It leaves the following:
The Petitioner made attempts to discuss and resolve these issues, but the Respondent was uncooperative.
As a result of the Respondent’s unreasonable behaviour the Petitioner was extremely distressed and found it impossible to continue to live with the Respondent.
The first paragraphs are as follows:
The Respondent has been habitually violent in word and deed towards the children, in particular towards the two girls. On the afternoon of Sunday 25th November 2012 the Respondent was violent towards the youngest child, Roisin Murphy, and the Respondent was arrested. The Petitioner was deeply distressed and believed that the violent behaviour would escalate further and result in serious harm to one or more members of the family if the Respondent continued to live at the family home.
In August 2010 the Petitioner awoke late at night to find the Respondent attempting sex with her. When the Petitioner confronted the Respondent the following day his only explanation was that he had ‘misread the signals’. The Petitioner was shocked and upset by the incident and felt that the Respondent had completely destroyed her trust in him.

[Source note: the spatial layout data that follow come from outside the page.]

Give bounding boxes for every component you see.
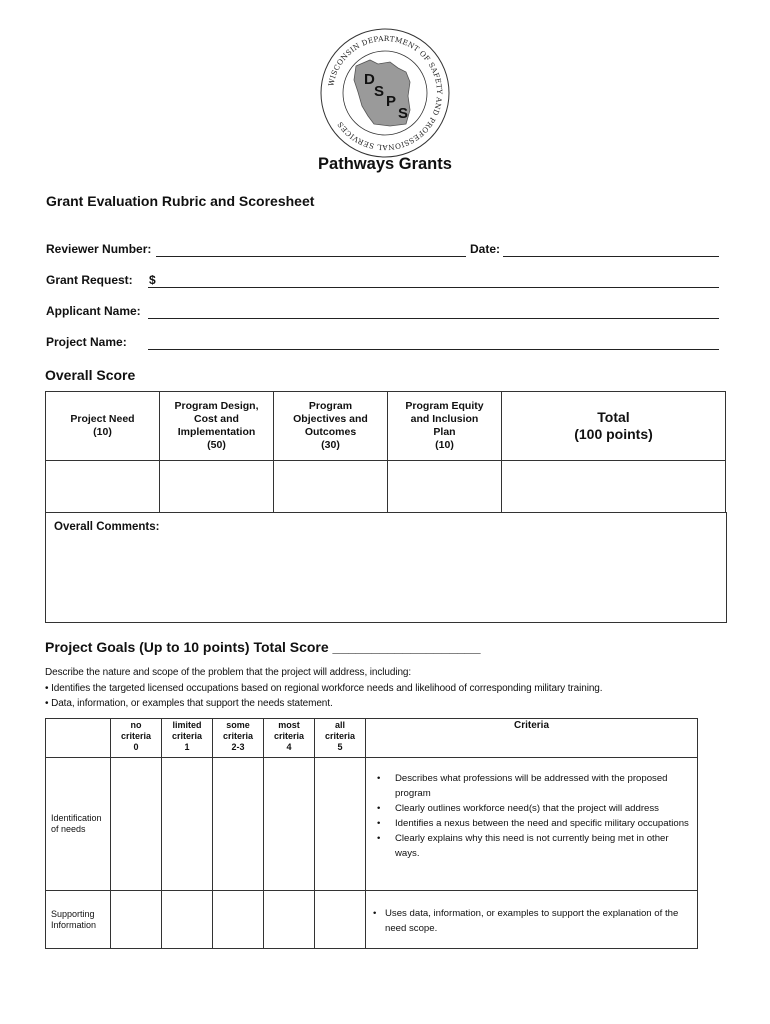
supporting-score-1-cell[interactable] (162, 891, 213, 949)
grant-request-line[interactable] (148, 287, 719, 288)
logo-letter-s: S (374, 83, 385, 100)
criteria-item: • Describes what professions will be addressed with the proposed program (367, 771, 690, 801)
goals-description: Describe the nature and scope of the problem that the project will address, including: (45, 667, 412, 678)
identification-criteria-cell (366, 758, 698, 891)
identification-score-4-cell[interactable] (264, 758, 315, 891)
identification-score-2-3-cell[interactable] (213, 758, 264, 891)
identification-score-0-cell[interactable] (111, 758, 162, 891)
grant-request-label: Grant Request: (46, 273, 133, 287)
dsps-seal-logo (318, 26, 452, 160)
project-goals-rubric-table (45, 718, 698, 949)
reviewer-number-line[interactable] (156, 256, 466, 257)
logo-letter-d: D (364, 71, 375, 88)
identification-score-5-cell[interactable] (315, 758, 366, 891)
identification-criteria-list (367, 771, 696, 861)
page-title: Pathways Grants (318, 155, 452, 173)
rubric-col-all-criteria: all criteria 5 (315, 719, 366, 758)
supporting-score-4-cell[interactable] (264, 891, 315, 949)
program-objectives-header: Program Objectives and Outcomes (30) (274, 392, 388, 461)
program-equity-score-cell[interactable] (388, 461, 502, 513)
criteria-item: • Clearly explains why this need is not currently being met in other ways. (367, 831, 690, 861)
rubric-criteria-header: Criteria (366, 719, 698, 758)
overall-score-heading: Overall Score (45, 367, 136, 383)
supporting-score-0-cell[interactable] (111, 891, 162, 949)
criteria-item: • Clearly outlines workforce need(s) that the project will address (367, 801, 690, 816)
page-subtitle: Grant Evaluation Rubric and Scoresheet (46, 193, 315, 209)
rubric-col-no-criteria: no criteria 0 (111, 719, 162, 758)
applicant-name-line[interactable] (148, 318, 719, 319)
program-objectives-score-cell[interactable] (274, 461, 388, 513)
goals-bullet-2: • Data, information, or examples that support the needs statement. (45, 698, 333, 709)
total-score-cell[interactable] (502, 461, 726, 513)
supporting-score-5-cell[interactable] (315, 891, 366, 949)
supporting-score-2-3-cell[interactable] (213, 891, 264, 949)
criteria-item: • Identifies a nexus between the need and specific military occupations (367, 816, 690, 831)
seal-ring-text: WISCONSIN DEPARTMENT OF SAFETY AND PROFESSIONAL SERVICES (326, 33, 445, 153)
rubric-col-limited-criteria: limited criteria 1 (162, 719, 213, 758)
goals-bullet-1: • Identifies the targeted licensed occupations based on regional workforce needs and likelihood of corresponding military training. (45, 683, 603, 694)
project-name-line[interactable] (148, 349, 719, 350)
overall-comments-label: Overall Comments: (54, 521, 160, 533)
program-equity-header: Program Equity and Inclusion Plan (10) (388, 392, 502, 461)
project-goals-heading: Project Goals (Up to 10 points) Total Score ___________________ (45, 639, 481, 655)
overall-score-table (45, 391, 726, 513)
logo-letter-p: P (386, 93, 397, 110)
applicant-name-label: Applicant Name: (46, 304, 141, 318)
project-need-header: Project Need (10) (46, 392, 160, 461)
grant-request-dollar: $ (149, 273, 156, 287)
date-line[interactable] (503, 256, 719, 257)
supporting-criteria-list (367, 906, 696, 936)
criteria-item: • Uses data, information, or examples to support the explanation of the need scope. (367, 906, 690, 936)
logo-letter-s2: S (398, 105, 409, 122)
total-header: Total (100 points) (502, 392, 726, 461)
date-label: Date: (470, 242, 501, 256)
project-need-score-cell[interactable] (46, 461, 160, 513)
overall-comments-box[interactable] (45, 512, 727, 623)
program-design-header: Program Design, Cost and Implementation (50) (160, 392, 274, 461)
rubric-col-most-criteria: most criteria 4 (264, 719, 315, 758)
supporting-criteria-cell (366, 891, 698, 949)
rubric-col-some-criteria: some criteria 2-3 (213, 719, 264, 758)
rubric-row-label-identification: Identification of needs (46, 758, 111, 891)
rubric-row-label-supporting: Supporting Information (46, 891, 111, 949)
reviewer-number-label: Reviewer Number: (46, 242, 152, 256)
rubric-blank-header (46, 719, 111, 758)
project-name-label: Project Name: (46, 335, 127, 349)
program-design-score-cell[interactable] (160, 461, 274, 513)
identification-score-1-cell[interactable] (162, 758, 213, 891)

The Respondent refused to cooperate in sorting out family financial matters causing great distress to the Petitioner.
I used the yardstick of 'first, worst, last' and re-wrote these several times before reaching this version. These are my grounds for divorce and I couldn't see how to tone them down without making a complete nonsense of the statement. I guess that's why it is more usual to agree terms, but I couldn't see what else to do without making something up! I have been consistent throughout all the paperwork (incl child contact) in relying on these statements.
A very aggressive manner in dealing with the children and then usually dragging by the collar or arm, shoving or pushing across a room, shouting, throwing objects and if the girls wouldn't settle at night he would shut them alone in a dark room (no window, no light). If the youngest didn't want to do something/go somewhere he would just pick her up and make her go. He was vile.
Thank you for your advice. One point to clarify - should I offer up the revised paragraph in the letter, or should I say I am willing to revise and then send it if they ask?
I assume from what you have said that if I offer it then I retain the control here and keep the 'advantage' - i.e. I have genuinely tried to negotiate so if it is rejected again by him he is in a weaker position. (It also saves any further delay).
Thanks again. Your time is greatly appreciated.